Surprise medical bills are another example of politicians and insiders protecting non-competitive behavior. Surprise medical bills are a form of market failure when consumers cannot punish price gougers or denying them their patronage. Legislation limiting surprise medical bills is stalled in Congress because those who profit from them are big donors. In other words, Congress allows the industry to screw patients in return for money.
There are two opposing bills in Congress to end surprise medical bills. One would pay out-of-network providers as though they were in-network. Physicians groups who profit from surprise medical bills oppose this bill because it cuts off their gravy train. Another bill would create a government-run bureaucracy to arbitrate billing disputes between health plans and out-of-network doctors who want to charge more. This bill is more popular among those whose business model is ambushing patients with bills they did not expect. The reason presumably is because arbitrators can be influenced by lobbying or interference that locks in fees far higher than market prices. This is what happened in New York State where official guidance tells arbitrators to pay the 80th percentile of list prices. The 80th percentile of list prices is double, maybe triple the 50th percentile of in-network collected fees.

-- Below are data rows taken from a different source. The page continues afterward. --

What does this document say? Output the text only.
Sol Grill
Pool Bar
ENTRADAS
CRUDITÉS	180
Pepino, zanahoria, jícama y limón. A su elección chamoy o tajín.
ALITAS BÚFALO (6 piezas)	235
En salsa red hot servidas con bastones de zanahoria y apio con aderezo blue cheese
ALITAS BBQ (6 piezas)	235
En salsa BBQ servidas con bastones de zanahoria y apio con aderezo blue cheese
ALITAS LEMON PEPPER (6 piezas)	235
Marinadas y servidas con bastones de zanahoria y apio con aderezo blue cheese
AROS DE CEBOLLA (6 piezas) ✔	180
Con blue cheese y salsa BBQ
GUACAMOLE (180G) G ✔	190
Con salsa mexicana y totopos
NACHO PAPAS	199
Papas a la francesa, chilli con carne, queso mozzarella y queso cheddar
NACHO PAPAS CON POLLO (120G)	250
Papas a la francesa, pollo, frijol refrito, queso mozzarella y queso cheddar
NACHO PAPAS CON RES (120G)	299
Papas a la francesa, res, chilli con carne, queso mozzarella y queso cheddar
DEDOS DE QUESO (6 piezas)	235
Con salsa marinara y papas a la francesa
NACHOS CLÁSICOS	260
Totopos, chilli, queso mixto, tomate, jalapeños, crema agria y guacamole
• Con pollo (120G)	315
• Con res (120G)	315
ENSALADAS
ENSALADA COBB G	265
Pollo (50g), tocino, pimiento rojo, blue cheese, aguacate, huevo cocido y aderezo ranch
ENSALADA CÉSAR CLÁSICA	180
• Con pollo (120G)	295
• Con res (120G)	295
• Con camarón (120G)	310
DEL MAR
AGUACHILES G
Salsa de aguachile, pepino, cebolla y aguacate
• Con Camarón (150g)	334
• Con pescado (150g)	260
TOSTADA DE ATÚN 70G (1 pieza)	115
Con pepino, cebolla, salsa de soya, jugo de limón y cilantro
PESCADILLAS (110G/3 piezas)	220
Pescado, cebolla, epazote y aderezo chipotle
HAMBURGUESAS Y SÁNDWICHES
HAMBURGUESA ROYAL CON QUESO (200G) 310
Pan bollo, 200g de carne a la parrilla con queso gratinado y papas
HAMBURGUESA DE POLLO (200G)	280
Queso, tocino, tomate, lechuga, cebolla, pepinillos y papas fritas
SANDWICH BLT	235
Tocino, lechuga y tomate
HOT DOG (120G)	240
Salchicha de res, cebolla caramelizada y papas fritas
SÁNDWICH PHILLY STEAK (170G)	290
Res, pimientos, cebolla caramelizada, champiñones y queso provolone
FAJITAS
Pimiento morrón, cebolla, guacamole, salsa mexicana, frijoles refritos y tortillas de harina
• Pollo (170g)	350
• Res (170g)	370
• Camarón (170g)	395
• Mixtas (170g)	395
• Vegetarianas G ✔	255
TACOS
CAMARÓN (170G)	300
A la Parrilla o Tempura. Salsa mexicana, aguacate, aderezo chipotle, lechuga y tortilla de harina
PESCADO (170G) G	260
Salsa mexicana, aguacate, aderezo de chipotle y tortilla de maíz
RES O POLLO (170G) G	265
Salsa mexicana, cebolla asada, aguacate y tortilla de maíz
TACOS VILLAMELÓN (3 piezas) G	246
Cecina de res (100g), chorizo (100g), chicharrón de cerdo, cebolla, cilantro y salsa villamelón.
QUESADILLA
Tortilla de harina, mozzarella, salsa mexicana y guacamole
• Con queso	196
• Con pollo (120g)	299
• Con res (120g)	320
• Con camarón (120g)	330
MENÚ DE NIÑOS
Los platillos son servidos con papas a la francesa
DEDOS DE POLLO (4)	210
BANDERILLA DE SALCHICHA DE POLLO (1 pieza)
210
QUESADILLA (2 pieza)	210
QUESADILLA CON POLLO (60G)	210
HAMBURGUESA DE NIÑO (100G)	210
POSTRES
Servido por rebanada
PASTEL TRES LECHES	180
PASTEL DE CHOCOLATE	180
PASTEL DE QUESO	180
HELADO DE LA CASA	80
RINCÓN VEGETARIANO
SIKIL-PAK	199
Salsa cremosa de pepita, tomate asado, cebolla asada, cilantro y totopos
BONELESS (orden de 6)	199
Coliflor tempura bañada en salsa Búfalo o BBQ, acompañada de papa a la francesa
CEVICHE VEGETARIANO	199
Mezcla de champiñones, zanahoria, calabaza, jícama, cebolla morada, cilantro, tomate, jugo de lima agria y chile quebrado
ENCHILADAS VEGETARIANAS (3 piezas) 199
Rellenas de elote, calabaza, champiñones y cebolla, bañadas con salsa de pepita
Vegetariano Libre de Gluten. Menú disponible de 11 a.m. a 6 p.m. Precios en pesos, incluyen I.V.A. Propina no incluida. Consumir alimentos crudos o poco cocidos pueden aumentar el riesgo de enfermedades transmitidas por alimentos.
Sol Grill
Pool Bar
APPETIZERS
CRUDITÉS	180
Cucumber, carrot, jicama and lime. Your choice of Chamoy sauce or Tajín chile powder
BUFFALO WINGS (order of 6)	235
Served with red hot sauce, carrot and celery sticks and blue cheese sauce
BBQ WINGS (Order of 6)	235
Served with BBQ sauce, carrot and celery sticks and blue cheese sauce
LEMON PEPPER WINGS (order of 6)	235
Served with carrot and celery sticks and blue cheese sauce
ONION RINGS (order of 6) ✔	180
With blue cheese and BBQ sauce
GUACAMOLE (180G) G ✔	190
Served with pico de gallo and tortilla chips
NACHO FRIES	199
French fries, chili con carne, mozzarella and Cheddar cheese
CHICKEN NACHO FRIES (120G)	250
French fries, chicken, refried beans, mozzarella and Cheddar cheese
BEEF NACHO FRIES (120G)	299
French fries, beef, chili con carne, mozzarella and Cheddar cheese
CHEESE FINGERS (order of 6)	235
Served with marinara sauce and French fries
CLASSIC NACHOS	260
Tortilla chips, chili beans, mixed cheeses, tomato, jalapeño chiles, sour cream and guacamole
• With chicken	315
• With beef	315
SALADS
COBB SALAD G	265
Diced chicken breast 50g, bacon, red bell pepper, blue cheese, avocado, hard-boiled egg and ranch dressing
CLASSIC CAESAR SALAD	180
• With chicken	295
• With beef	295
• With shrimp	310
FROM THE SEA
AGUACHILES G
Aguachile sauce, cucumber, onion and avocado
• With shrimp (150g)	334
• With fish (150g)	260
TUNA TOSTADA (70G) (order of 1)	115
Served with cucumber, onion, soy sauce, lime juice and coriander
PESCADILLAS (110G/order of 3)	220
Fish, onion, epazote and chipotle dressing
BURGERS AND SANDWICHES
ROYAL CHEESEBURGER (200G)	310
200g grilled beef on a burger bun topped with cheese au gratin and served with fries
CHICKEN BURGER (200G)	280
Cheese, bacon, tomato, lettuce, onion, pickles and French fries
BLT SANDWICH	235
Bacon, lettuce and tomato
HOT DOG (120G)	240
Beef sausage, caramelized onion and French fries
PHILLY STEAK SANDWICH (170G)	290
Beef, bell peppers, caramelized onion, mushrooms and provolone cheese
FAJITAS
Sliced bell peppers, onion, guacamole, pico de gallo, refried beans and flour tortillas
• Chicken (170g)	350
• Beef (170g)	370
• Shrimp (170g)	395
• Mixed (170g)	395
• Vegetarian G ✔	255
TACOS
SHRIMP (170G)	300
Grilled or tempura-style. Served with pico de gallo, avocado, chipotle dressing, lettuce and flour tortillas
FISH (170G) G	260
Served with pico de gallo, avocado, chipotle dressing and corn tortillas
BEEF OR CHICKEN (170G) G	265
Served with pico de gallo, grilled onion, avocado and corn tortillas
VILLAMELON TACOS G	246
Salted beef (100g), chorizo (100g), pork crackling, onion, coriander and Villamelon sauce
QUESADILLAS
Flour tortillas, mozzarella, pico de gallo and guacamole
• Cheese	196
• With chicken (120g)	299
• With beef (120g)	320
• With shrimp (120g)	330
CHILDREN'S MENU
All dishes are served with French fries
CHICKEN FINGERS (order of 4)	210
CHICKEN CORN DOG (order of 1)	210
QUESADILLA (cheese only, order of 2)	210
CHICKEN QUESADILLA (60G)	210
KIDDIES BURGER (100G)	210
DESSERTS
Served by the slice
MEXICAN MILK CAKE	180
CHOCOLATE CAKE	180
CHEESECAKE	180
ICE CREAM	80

Surprise medical bills are perpetuated by a few bad apples from a handful of physician specialties. What they all have in common is their patients do not choose them. Nor can patients refuse their services when they are out of network and charge much higher fees.
Back in May, an appeals court in Colorado overturned a jury decision that found a patient did not owe a $228,345 surprise medical bill based on inflated chargemaster (list) prices. The patient thought she had done due diligence when she had initially been told her cost-sharing would only be $1,337. The surgery was supposedly more complex than anticipated, which lead to a $228,345 surprise medical bill. The appellate judges ruled the hospital should not have to litigate to collect its outrageous fees, because (in a nutshell), outrageous fees, opaque pricing and one-sides contacts are the status quo in health care.
Several years ago, a Texas woman was ambushed with a $17,850 surprise medical bill for an unnecessary post-surgical drug test. Her urine sample was purposely sent to an out-of-network lab known for price gouging. A simple drug test is readily available for $100 online. An in-office, “pee on a stick” test is about $1 when purchased in quantity by a doctor. Despite being reported to the Attorney General and to the Texas Medical Board, the physician lab owner did not lose his license. Presumably, everyone turned a blind eye because that’s just how health care is.
Another place where abuse is tolerated is when rural hospitals are allowed to bill for lab work they did not perform. This is quite common because rural hospitals have higher reimbursement rates than big-city hospitals because they have few patients and are critical to their small communities. Consider this: your Dallas-based physician orders lab work that is processed locally, but the tests are billed through a much more expensive hospital hundreds of miles away. Your cost-sharing could be much higher than necessary. Your premiums rise as a result. State and federal officials are beginning to see this needs to stop.
Americans spend nearly one-fifth of our national income on health care. High prices and services more costly than necessary are tolerated in health care because lawmakers, regulators and stakeholders all want the industry to be awash in other people's money. It doesn’t need to be this way. In every other industry, consumers and suppliers route out waste, fraud and abuse whenever they encounter it.